Exposição 1982.07 – As Fraquezas do Ser Humano – Sante Scaldaferri – 19/08/1982
(Transcrito do Catálogo)
A forma Plástica e os símbolos do Nordeste na pintura de Sante Scaldaferri
A função ambígua da pintura, sua problemática e sua complexidade, quer como forma imagem e ideia, que como percepção e conceito de espaço, como linguagem e filosofia da cor ou como intuição sensível ou meio de investigação – categorias de substância e circunstância que a definem – caracteriza-se como um texto composto de símbolos, de signos traduzíveis numa sucessão de representações relacionadas ao contexto de um espaço cultural em uma determinada época. A pintura é portanto uma linguagem sígnica e como signo deve ser interpretada. A qualidade da pintura não se manifesta só na figuração ou em sua integração no espaço, nem mesmo em seus valores de cor, planos e volumes, mas sobretudo em seus ritmos não objetivos e sua concreções de signos pictóricos.

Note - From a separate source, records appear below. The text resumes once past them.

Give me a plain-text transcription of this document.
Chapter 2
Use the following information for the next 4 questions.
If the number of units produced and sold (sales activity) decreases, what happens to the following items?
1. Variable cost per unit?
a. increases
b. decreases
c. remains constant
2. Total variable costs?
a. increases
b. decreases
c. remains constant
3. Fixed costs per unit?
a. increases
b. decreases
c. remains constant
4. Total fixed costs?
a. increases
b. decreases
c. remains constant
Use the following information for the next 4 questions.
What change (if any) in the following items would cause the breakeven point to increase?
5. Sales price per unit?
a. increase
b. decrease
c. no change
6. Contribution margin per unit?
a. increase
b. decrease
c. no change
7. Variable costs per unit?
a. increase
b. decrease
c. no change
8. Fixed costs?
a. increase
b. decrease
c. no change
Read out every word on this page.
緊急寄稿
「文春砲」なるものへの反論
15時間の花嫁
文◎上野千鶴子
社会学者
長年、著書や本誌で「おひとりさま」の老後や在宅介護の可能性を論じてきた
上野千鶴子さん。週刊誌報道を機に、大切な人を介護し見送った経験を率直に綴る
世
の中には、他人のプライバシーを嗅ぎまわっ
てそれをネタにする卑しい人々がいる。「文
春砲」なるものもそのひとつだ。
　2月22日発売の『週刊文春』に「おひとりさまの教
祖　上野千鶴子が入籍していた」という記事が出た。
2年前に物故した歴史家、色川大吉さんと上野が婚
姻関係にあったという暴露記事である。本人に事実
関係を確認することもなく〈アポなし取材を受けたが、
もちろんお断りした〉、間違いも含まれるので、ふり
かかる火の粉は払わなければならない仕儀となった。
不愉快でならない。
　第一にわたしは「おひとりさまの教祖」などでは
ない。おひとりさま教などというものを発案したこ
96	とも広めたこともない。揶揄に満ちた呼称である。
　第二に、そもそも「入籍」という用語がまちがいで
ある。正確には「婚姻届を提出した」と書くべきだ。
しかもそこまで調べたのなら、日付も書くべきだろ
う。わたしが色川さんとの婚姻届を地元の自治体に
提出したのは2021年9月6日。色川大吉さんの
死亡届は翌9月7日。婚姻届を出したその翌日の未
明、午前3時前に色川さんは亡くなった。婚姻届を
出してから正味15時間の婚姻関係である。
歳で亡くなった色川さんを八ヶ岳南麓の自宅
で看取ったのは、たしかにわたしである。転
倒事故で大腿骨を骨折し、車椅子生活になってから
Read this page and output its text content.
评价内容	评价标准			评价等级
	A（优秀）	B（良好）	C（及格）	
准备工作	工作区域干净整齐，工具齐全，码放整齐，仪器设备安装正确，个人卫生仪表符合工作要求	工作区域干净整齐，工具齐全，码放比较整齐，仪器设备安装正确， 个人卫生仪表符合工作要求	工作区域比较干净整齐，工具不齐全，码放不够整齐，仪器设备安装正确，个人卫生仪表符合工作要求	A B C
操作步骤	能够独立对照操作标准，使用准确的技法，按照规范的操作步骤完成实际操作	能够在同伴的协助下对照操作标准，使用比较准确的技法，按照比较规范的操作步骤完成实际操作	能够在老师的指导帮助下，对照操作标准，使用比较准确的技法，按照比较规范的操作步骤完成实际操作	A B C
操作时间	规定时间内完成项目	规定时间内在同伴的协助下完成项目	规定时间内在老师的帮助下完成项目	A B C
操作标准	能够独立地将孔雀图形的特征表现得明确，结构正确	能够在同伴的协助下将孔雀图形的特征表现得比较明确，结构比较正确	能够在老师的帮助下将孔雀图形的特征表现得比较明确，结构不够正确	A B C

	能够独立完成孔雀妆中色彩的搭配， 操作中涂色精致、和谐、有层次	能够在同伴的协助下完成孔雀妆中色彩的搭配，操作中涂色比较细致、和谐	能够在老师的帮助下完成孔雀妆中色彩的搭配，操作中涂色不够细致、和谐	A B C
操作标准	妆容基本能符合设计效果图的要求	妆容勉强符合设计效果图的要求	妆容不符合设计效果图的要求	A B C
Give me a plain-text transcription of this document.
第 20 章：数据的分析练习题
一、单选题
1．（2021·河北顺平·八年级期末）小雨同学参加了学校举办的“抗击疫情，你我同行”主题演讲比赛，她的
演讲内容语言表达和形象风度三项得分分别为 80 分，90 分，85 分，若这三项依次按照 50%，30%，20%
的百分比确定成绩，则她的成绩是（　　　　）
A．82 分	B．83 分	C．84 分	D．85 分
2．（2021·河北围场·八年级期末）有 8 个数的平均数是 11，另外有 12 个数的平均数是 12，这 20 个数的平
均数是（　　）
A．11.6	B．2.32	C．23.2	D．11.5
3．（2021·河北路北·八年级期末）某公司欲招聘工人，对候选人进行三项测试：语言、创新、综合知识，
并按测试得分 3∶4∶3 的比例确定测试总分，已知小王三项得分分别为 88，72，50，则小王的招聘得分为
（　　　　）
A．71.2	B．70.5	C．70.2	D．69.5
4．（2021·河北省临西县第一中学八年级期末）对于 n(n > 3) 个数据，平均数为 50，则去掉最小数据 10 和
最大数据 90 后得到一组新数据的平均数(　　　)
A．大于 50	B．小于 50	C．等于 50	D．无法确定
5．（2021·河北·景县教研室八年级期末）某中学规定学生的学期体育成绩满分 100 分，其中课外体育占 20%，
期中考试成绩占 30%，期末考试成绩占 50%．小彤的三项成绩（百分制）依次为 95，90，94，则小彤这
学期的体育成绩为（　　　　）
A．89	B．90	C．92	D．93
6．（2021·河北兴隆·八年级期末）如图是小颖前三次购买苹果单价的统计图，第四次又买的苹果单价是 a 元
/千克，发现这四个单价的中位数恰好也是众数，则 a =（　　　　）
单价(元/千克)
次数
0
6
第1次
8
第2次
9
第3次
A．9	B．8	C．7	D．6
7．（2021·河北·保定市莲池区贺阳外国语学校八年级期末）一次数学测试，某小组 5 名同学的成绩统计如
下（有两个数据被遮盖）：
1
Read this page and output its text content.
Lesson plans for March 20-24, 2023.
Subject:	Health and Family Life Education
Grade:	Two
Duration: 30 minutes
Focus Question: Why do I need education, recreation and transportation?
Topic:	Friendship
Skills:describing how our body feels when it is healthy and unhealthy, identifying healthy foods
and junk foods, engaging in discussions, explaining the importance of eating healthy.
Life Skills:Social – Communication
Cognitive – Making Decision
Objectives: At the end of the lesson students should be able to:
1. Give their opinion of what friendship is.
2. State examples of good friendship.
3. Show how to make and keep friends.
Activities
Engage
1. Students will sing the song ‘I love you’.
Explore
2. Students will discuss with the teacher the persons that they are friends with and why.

A carga signográfica implícita no extraordinário vigor do expressionismo nordestino do pintor Sante Scaldaferri, o primeiro baiano depois de Rubem Valentim a atingir uma expressão autóctone de linguagem pictórica, o que representa uam nova abertura para a pintura no brasil, que se vê assim universalizada pelo enriquecimento e aprofundamento na utilização dos signos constantes de nossas raízes antropológicas, numa equação sociológica e numa dimensão psicológica voltada para a dramaticidade de nossas vibrações éticas. A pintura de Sante Scaldaferri, que convoca as fibras mais antigas e mais fortes e as raízes mais profundas do Brasil, é algo de muito importante e comovente. Pintura que atormenta, violenta, dolorosa como aquele Vidas Secas, o pungente livro de Graciliano Ramos. Pintura carregada de significação e densa de vida, que fez um dos nossos críticos mais lúcidos, Ferreira Gullar, manifestar sua perplexidade diante dela e afirmá-la como uma pintura que choca, que obriga a parar e pensar. Em consequência disso, de uma explosão como essa representada na afirmação de um artista de tal dimensão, impõe-se uma revisão de juízo crítico na definição da nossa linguagem artística de criação em matéria de pintura, considerando-se a tradição do nosso colonialismo cultural e a nossa condição de nação do Terceiro Mundo.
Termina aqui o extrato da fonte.